Peki Hamas ve benzeri örgütlerin insanı insanlıktan çıkarmaya yönelik olan ve bizzat, doğrudan bugünkü dehşeti yaratmayı hedefleyen eylemlerini insanlığa karşı suç sayarken, İsrail devletinin -özellikle hâlihazırdaki ırkçı yöneticilerinin- iğrenç zihniyetini ırkçı, şu anda giriştikleri işi soykırım başlangıcı olarak nitelendirmek ve bundan hareketle siyasî tavır geliştirmek çok mu zor? Elbette değil. Ama getirisi az.
Ki, bu da insanlığın ruhunu yapay zekâya teslim etmeden evvel düştüğü çukurun başka yoldan ifadesi…
Günlerdir, gönlümden geçen, dilime düşen her şey, yüreğin paralanırken yarattığı acı ve çıkardığı seslerden ibaret. Fakat yazıya dökmek istemedim, değerli okurlar. Zira: İsrail bombaları altında can veren Filistinli çocuklar, birileri için bir cins “Allah’ın lütfu”. Belirtmeye gerek yok ki, Hamas’ın rezil eylemi de başka birileri için öyle. Hele Batı devletlerinin, bu defa iyice gözlere sokarak Netanyahu ve kafadarlarının arkasında hizalanması, âdetâ naklen yayında izlediğimiz soykırım girişimini sorundan dahi saymaması, zor biraraya gelebilecek, daha da geniş çevreler için aynı lütuf yerine geçti. Herkes üstü yazılı beyaz bezlere sarılı cansız Filistinliler üzerinden kendini doğruluyor. Bu şartlarda, hamasete kapı açan sözlerin tekrarlanması kadar anlamsız şey yok. Haydi birçok insan, gördüğü dehşet manzaraları karşısında kendi kelimelerini bulamıyor, bazen çaresiz insanların tesellisi olabilen hamasete sığınıyor. Lâkin, elinde yan bakanın canına okuyacak, suç işlememiş insanları hapislere tıkacak, idama mahkum edebilecek, başka ülke topraklarında taşın üstünde taş bırakmayacak güç bulunan birilerinin icraatı hamasetten ibaret kaldıkça, insan “üzülüyorum” derken bile bunlarla aynı seviyeye düşmekten çekinebiliyor.

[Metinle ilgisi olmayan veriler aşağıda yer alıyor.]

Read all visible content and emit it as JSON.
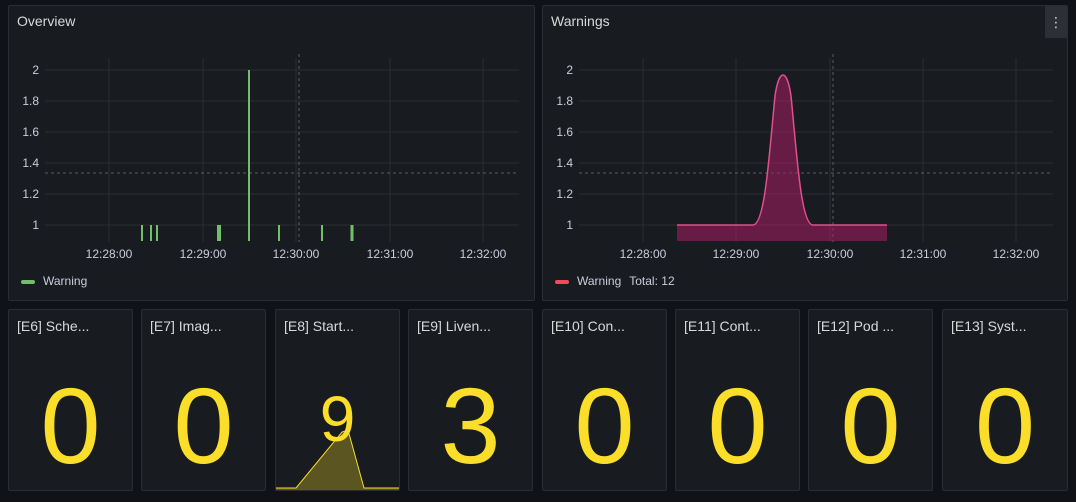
{
  "overview": {
    "title": "Overview",
    "legend": "Warning",
    "color": "#73bf69"
  },
  "warnings": {
    "title": "Warnings",
    "legend": "Warning",
    "total": "Total: 12",
    "color": "#f2495c",
    "menu_icon": "kebab-menu-icon"
  },
  "stats": [
    {
      "title": "[E6] Sche...",
      "value": "0"
    },
    {
      "title": "[E7] Imag...",
      "value": "0"
    },
    {
      "title": "[E8] Start...",
      "value": "9"
    },
    {
      "title": "[E9] Liven...",
      "value": "3"
    },
    {
      "title": "[E10] Con...",
      "value": "0"
    },
    {
      "title": "[E11] Cont...",
      "value": "0"
    },
    {
      "title": "[E12] Pod ...",
      "value": "0"
    },
    {
      "title": "[E13] Syst...",
      "value": "0"
    }
  ],
  "chart_data": [
    {
      "type": "bar",
      "title": "Overview",
      "series": [
        {
          "name": "Warning",
          "x": [
            "12:28:20",
            "12:28:25",
            "12:28:29",
            "12:28:50",
            "12:29:25",
            "12:29:30",
            "12:30:50",
            "12:30:13",
            "12:30:27"
          ],
          "values": [
            1,
            1,
            1,
            1,
            1,
            2,
            1,
            1,
            1
          ]
        }
      ],
      "x_ticks": [
        "12:28:00",
        "12:29:00",
        "12:30:00",
        "12:31:00",
        "12:32:00"
      ],
      "y_ticks": [
        "1",
        "1.2",
        "1.4",
        "1.6",
        "1.8",
        "2"
      ],
      "ylim": [
        0.9,
        2.05
      ]
    },
    {
      "type": "area",
      "title": "Warnings",
      "series": [
        {
          "name": "Warning",
          "total": 12
        }
      ],
      "x_ticks": [
        "12:28:00",
        "12:29:00",
        "12:30:00",
        "12:31:00",
        "12:32:00"
      ],
      "y_ticks": [
        "1",
        "1.2",
        "1.4",
        "1.6",
        "1.8",
        "2"
      ],
      "ylim": [
        0.9,
        2.05
      ]
    }
  ]
}
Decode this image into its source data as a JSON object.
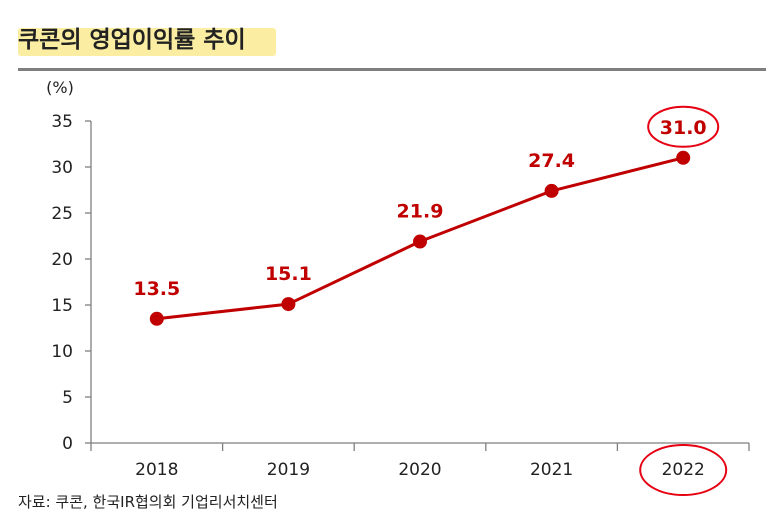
{
  "title": "쿠콘의 영업이익률 추이",
  "source": "자료: 쿠콘, 한국IR협의회 기업리서치센터",
  "colors": {
    "line": "#c00000",
    "label": "#c00000",
    "highlight": "#fbeea2",
    "axis": "#7f7f7f",
    "circle": "#e60012"
  },
  "chart_data": {
    "type": "line",
    "unit_label": "(%)",
    "categories": [
      "2018",
      "2019",
      "2020",
      "2021",
      "2022"
    ],
    "values": [
      13.5,
      15.1,
      21.9,
      27.4,
      31.0
    ],
    "value_labels": [
      "13.5",
      "15.1",
      "21.9",
      "27.4",
      "31.0"
    ],
    "ylim": [
      0,
      35
    ],
    "yticks": [
      "0",
      "5",
      "10",
      "15",
      "20",
      "25",
      "30",
      "35"
    ],
    "grid": false,
    "highlighted_category": "2022",
    "highlighted_value": "31.0"
  }
}
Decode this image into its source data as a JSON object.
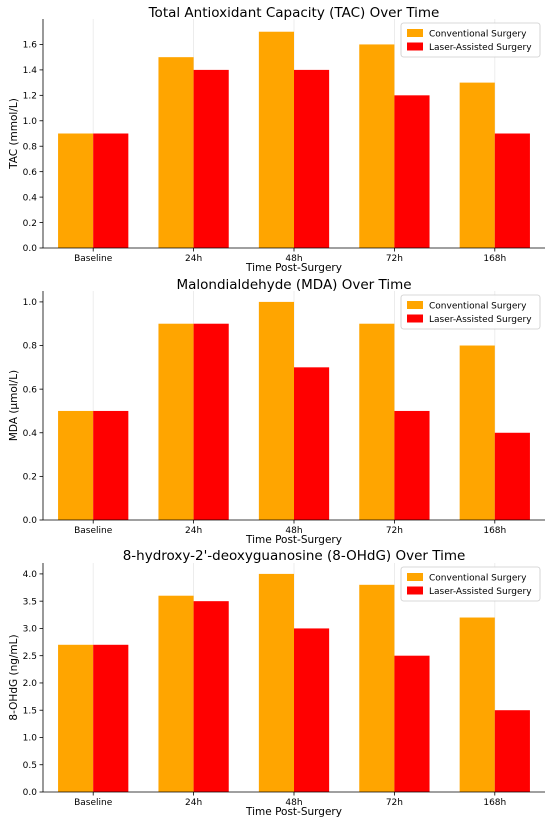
{
  "colors": {
    "conventional": "#ffa500",
    "laser": "#ff0000"
  },
  "chart_data": [
    {
      "type": "bar",
      "title": "Total Antioxidant Capacity (TAC) Over Time",
      "xlabel": "Time Post-Surgery",
      "ylabel": "TAC (mmol/L)",
      "categories": [
        "Baseline",
        "24h",
        "48h",
        "72h",
        "168h"
      ],
      "ylim": [
        0,
        1.8
      ],
      "yticks": [
        0.0,
        0.2,
        0.4,
        0.6,
        0.8,
        1.0,
        1.2,
        1.4,
        1.6
      ],
      "ytick_decimals": 1,
      "legend_position": "top-right",
      "series": [
        {
          "name": "Conventional Surgery",
          "values": [
            0.9,
            1.5,
            1.7,
            1.6,
            1.3
          ]
        },
        {
          "name": "Laser-Assisted Surgery",
          "values": [
            0.9,
            1.4,
            1.4,
            1.2,
            0.9
          ]
        }
      ]
    },
    {
      "type": "bar",
      "title": "Malondialdehyde (MDA) Over Time",
      "xlabel": "Time Post-Surgery",
      "ylabel": "MDA (µmol/L)",
      "categories": [
        "Baseline",
        "24h",
        "48h",
        "72h",
        "168h"
      ],
      "ylim": [
        0,
        1.05
      ],
      "yticks": [
        0.0,
        0.2,
        0.4,
        0.6,
        0.8,
        1.0
      ],
      "ytick_decimals": 1,
      "legend_position": "top-right",
      "series": [
        {
          "name": "Conventional Surgery",
          "values": [
            0.5,
            0.9,
            1.0,
            0.9,
            0.8
          ]
        },
        {
          "name": "Laser-Assisted Surgery",
          "values": [
            0.5,
            0.9,
            0.7,
            0.5,
            0.4
          ]
        }
      ]
    },
    {
      "type": "bar",
      "title": "8-hydroxy-2'-deoxyguanosine (8-OHdG) Over Time",
      "xlabel": "Time Post-Surgery",
      "ylabel": "8-OHdG (ng/mL)",
      "categories": [
        "Baseline",
        "24h",
        "48h",
        "72h",
        "168h"
      ],
      "ylim": [
        0,
        4.2
      ],
      "yticks": [
        0.0,
        0.5,
        1.0,
        1.5,
        2.0,
        2.5,
        3.0,
        3.5,
        4.0
      ],
      "ytick_decimals": 1,
      "legend_position": "top-right",
      "series": [
        {
          "name": "Conventional Surgery",
          "values": [
            2.7,
            3.6,
            4.0,
            3.8,
            3.2
          ]
        },
        {
          "name": "Laser-Assisted Surgery",
          "values": [
            2.7,
            3.5,
            3.0,
            2.5,
            1.5
          ]
        }
      ]
    }
  ]
}
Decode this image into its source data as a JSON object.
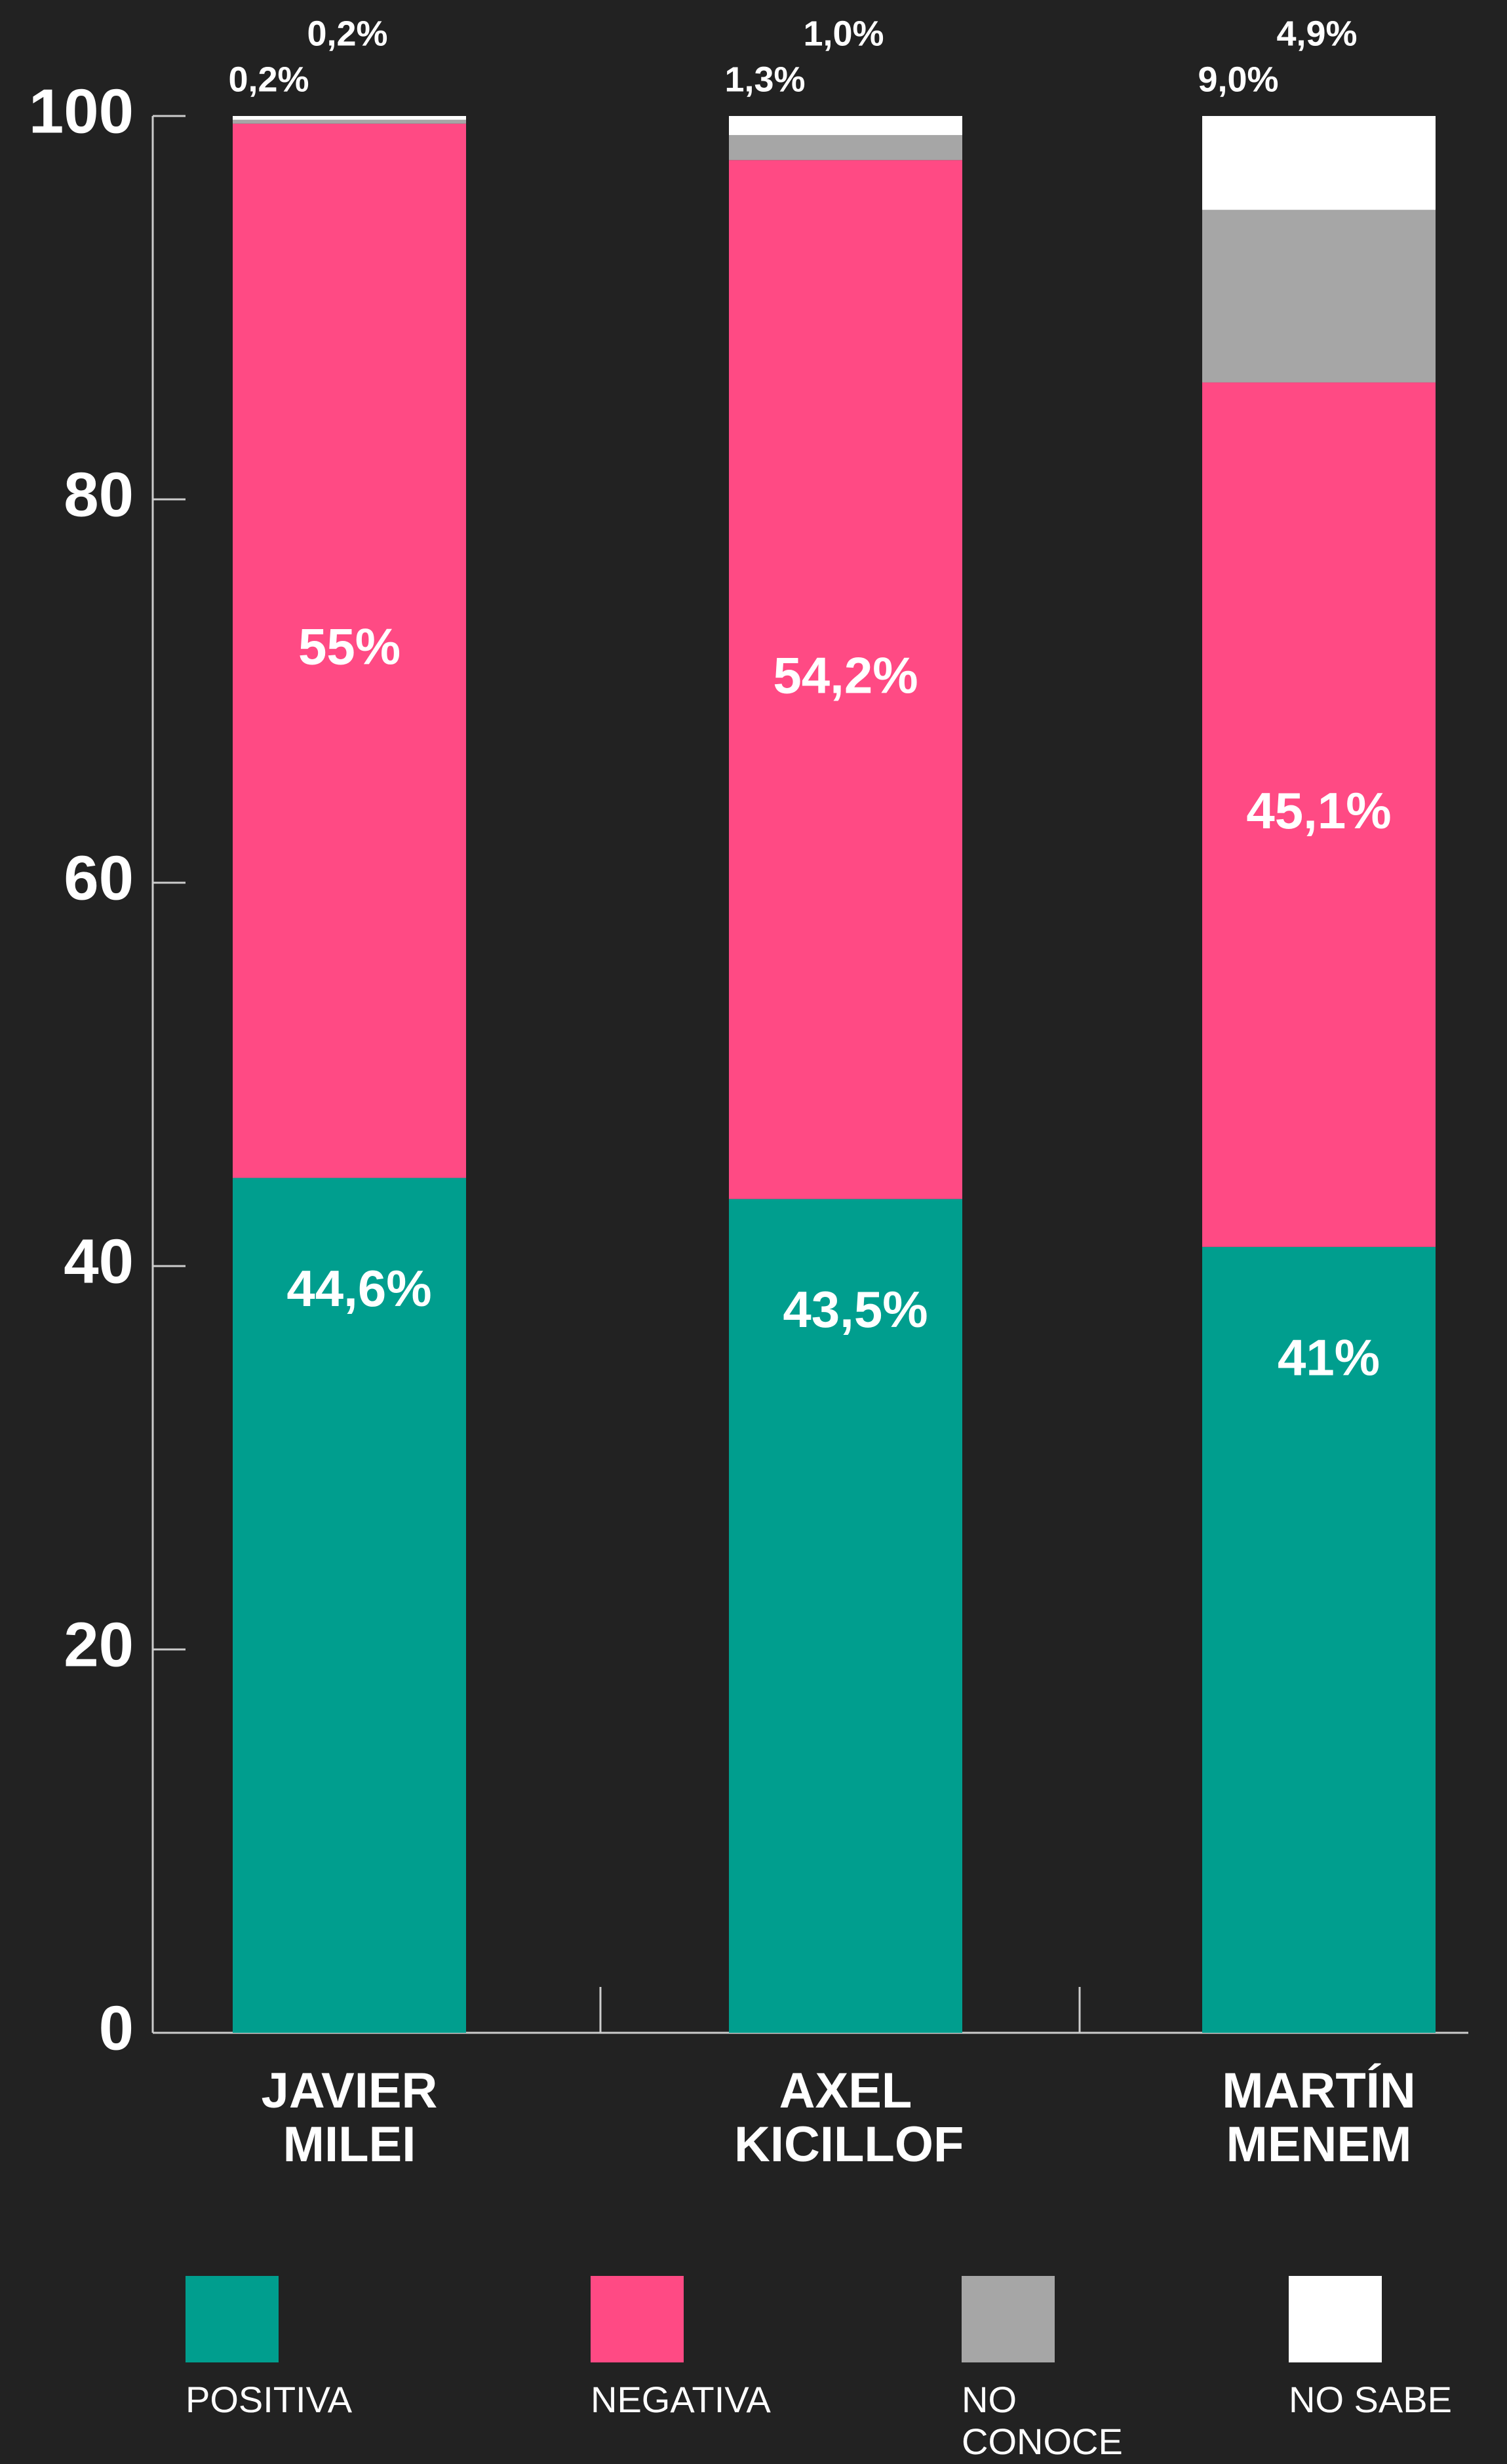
{
  "chart_data": {
    "type": "stacked-bar",
    "categories": [
      "JAVIER MILEI",
      "AXEL KICILLOF",
      "MARTÍN MENEM"
    ],
    "series": [
      {
        "name": "POSITIVA",
        "color": "#009e8e",
        "values": [
          44.6,
          43.5,
          41
        ],
        "value_labels": [
          "44,6%",
          "43,5%",
          "41%"
        ]
      },
      {
        "name": "NEGATIVA",
        "color": "#ff4a84",
        "values": [
          55,
          54.2,
          45.1
        ],
        "value_labels": [
          "55%",
          "54,2%",
          "45,1%"
        ]
      },
      {
        "name": "NO CONOCE",
        "color": "#a6a6a6",
        "values": [
          0.2,
          1.3,
          9.0
        ],
        "value_labels": [
          "0,2%",
          "1,3%",
          "9,0%"
        ]
      },
      {
        "name": "NO SABE",
        "color": "#ffffff",
        "values": [
          0.2,
          1.0,
          4.9
        ],
        "value_labels": [
          "0,2%",
          "1,0%",
          "4,9%"
        ]
      }
    ],
    "ylim": [
      0,
      100
    ],
    "yticks": [
      0,
      20,
      40,
      60,
      80,
      100
    ],
    "legend": "bottom"
  }
}
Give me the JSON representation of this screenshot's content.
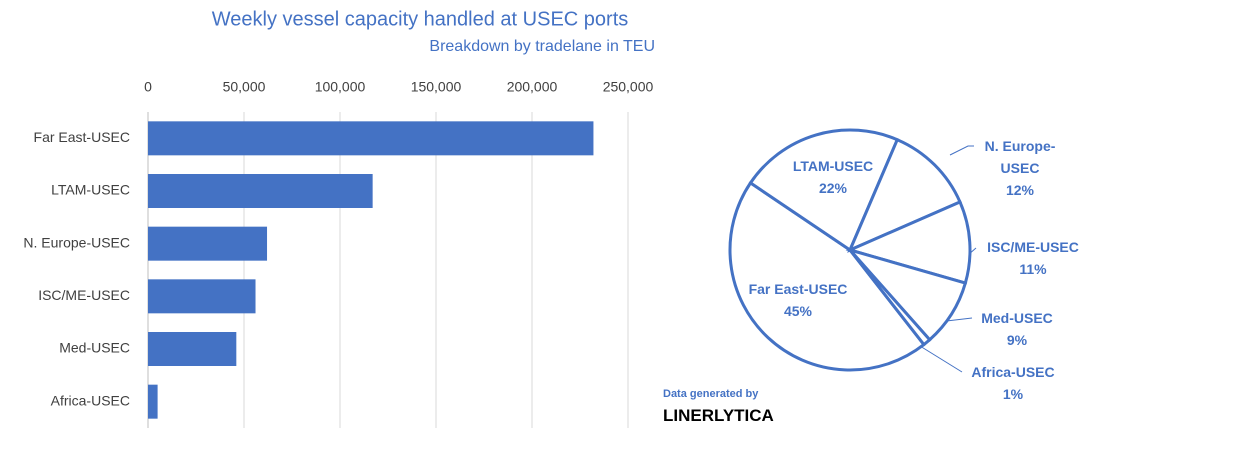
{
  "chart_data": [
    {
      "type": "bar",
      "orientation": "horizontal",
      "title": "Weekly vessel capacity handled at USEC ports",
      "subtitle": "Breakdown by tradelane in TEU",
      "categories": [
        "Far East-USEC",
        "LTAM-USEC",
        "N. Europe-USEC",
        "ISC/ME-USEC",
        "Med-USEC",
        "Africa-USEC"
      ],
      "values": [
        232000,
        117000,
        62000,
        56000,
        46000,
        5000
      ],
      "color": "#4472c4",
      "xlim": [
        0,
        250000
      ],
      "xticks": [
        0,
        {
          "value": 50000,
          "label": "50,000"
        },
        {
          "value": 100000,
          "label": "100,000"
        },
        {
          "value": 150000,
          "label": "150,000"
        },
        {
          "value": 200000,
          "label": "200,000"
        },
        {
          "value": 250000,
          "label": "250,000"
        }
      ],
      "grid": true
    },
    {
      "type": "pie",
      "categories": [
        "Far East-USEC",
        "LTAM-USEC",
        "N. Europe-USEC",
        "ISC/ME-USEC",
        "Med-USEC",
        "Africa-USEC"
      ],
      "values": [
        45,
        22,
        12,
        11,
        9,
        1
      ],
      "value_labels": [
        "45%",
        "22%",
        "12%",
        "11%",
        "9%",
        "1%"
      ],
      "color": "#4472c4"
    }
  ],
  "credit": {
    "label": "Data generated by",
    "brand": "LINERLYTICA"
  }
}
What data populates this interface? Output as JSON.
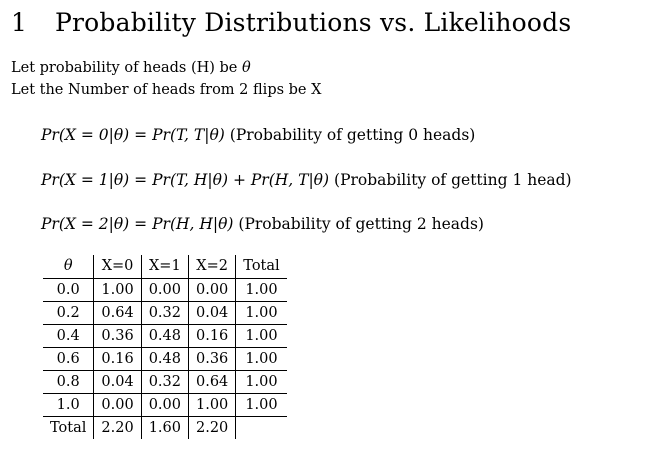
{
  "section": {
    "number": "1",
    "title": "Probability Distributions vs. Likelihoods"
  },
  "intro": {
    "line1_text": "Let probability of heads (H) be ",
    "line1_symbol": "θ",
    "line2_text": "Let the Number of heads from 2 flips be X"
  },
  "equations": [
    {
      "lhs": "Pr(X = 0|θ)",
      "equals": "=",
      "rhs": "Pr(T, T|θ)",
      "note": "(Probability of getting 0 heads)"
    },
    {
      "lhs": "Pr(X = 1|θ)",
      "equals": "=",
      "rhs": "Pr(T, H|θ) + Pr(H, T|θ)",
      "note": "(Probability of getting 1 head)"
    },
    {
      "lhs": "Pr(X = 2|θ)",
      "equals": "=",
      "rhs": "Pr(H, H|θ)",
      "note": "(Probability of getting 2 heads)"
    }
  ],
  "table": {
    "headers": [
      "θ",
      "X=0",
      "X=1",
      "X=2",
      "Total"
    ],
    "rows": [
      [
        "0.0",
        "1.00",
        "0.00",
        "0.00",
        "1.00"
      ],
      [
        "0.2",
        "0.64",
        "0.32",
        "0.04",
        "1.00"
      ],
      [
        "0.4",
        "0.36",
        "0.48",
        "0.16",
        "1.00"
      ],
      [
        "0.6",
        "0.16",
        "0.48",
        "0.36",
        "1.00"
      ],
      [
        "0.8",
        "0.04",
        "0.32",
        "0.64",
        "1.00"
      ],
      [
        "1.0",
        "0.00",
        "0.00",
        "1.00",
        "1.00"
      ]
    ],
    "totals": [
      "Total",
      "2.20",
      "1.60",
      "2.20",
      ""
    ]
  }
}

Bu bağlamda, milletin gazını almak için üç günlük yas ilan edilmesinin arkasında yatan hesabı, “24 saatte durmazlarsa gereğini yapalım” tafralarını, 24 saat geçtiğinde kimsenin dönüp “ne iş?” sorusunu sormayışındaki hazin duyarsızlığı filan da konuşabiliriz elbette. Boşverin. Riyakârlık normalimizdir. Hilelerden hile beğenmek yerine, meselelere sağlıklı yaklaşabilmek için bilgimizi görgümüzü güçlendirelim. Bilgisi görgüsü tartışılmayacak birilerine başvuralım.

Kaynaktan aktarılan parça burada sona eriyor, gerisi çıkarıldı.